Marques, João C., et al. analyzed the 2D behavior of zebrafish larvae by using unsupervised behavioral clustering38, and Hughes, G. L., et al. classified parkinsonian adult zebrafish using 2D behavior data and machine learning39; however, these authors did not analyze the 3D behavior features of zebrafish. Zebrafish exhibit complex 3D swimming patterns15, and MacRì et al. found that traditional behavioral scoring of individual zebrafish based on 2D analyses may lower the data integrity; thus, scoring zebrafish behavior by incorporating a 3D approach may be required16. Based on the above issues, this paper provides a solution to reconstructing 3D behavior data and reducing the multicamera time delay31,34. Previous studies have used machine learning to analyze behavior characteristics38,39; however, only 2D data were used. Considering the inaccuracy of 2D versus 3D, in the present study, we developed a FuzzyART program to mitigate these problems. In our previous study, FuzzyART was used to extract the common features of genetic networks using experimental time series microarray data37. Our study is the first to find that animal behavioral spatiotemporal features could also be classified by using the FuzzyART model. Moreover, for the new input data, we could detect preidentified treatment-specific behavior features by using a previously trained model. This result suggests that FuzzyART has high potential to function as a new method for obtaining animal behavior features based on machine learning fit models rather than traditional text or parameter descriptions, and then the duplicated model can be used in another context by different researchers to conveniently and effectively detect and quantitatively analyze newly predefined behavior features. Given that a large amount of animal behavior data can be captured, this method could help researchers configure various treatments and gene-edited lines and investigate and communicate the treatment-specific or mutation-specific behavioral features in small fish models.

Conclusions

We developed a 3D swim path reconstruction system that was automatically controlled by an Arduino controlled using our developed program and presented a novel approach to classifying animal behavioral features based on 3D spatiotemporal data.
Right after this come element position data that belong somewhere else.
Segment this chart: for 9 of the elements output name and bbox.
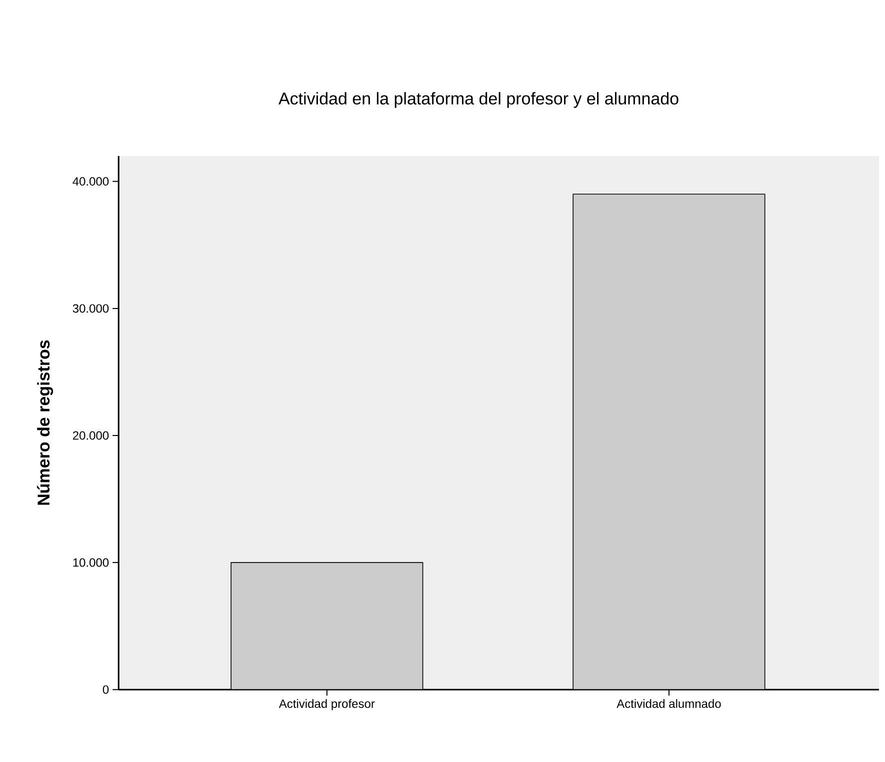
chart-title: Actividad en la plataforma del profesor y el alumnado bbox=[278, 92, 678, 108]
y-tick-label: 0 bbox=[102, 685, 109, 694]
y-tick-label: 10.000 bbox=[73, 558, 109, 567]
x-tick-label: Actividad alumnado bbox=[616, 699, 721, 708]
x-tick-label: Actividad profesor bbox=[278, 699, 375, 710]
y-axis-title: Número de registros bbox=[36, 340, 54, 505]
y-tick-label: 20.000 bbox=[72, 431, 109, 440]
y-tick-label: 40.000 bbox=[72, 177, 109, 186]
y-tick-label: 30.000 bbox=[72, 304, 109, 313]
Moreover, for the newly defined behavior pattern obtained by the 3D tracking analysis, we developed a tool to accept user-supplied data for the detection and quantitative analysis of behavioral features. This technique could be applied for the discovery of a new behavior patterns in mutant zebrafish and used for drug administration screening and cognitive ability tests of zebrafish in the future.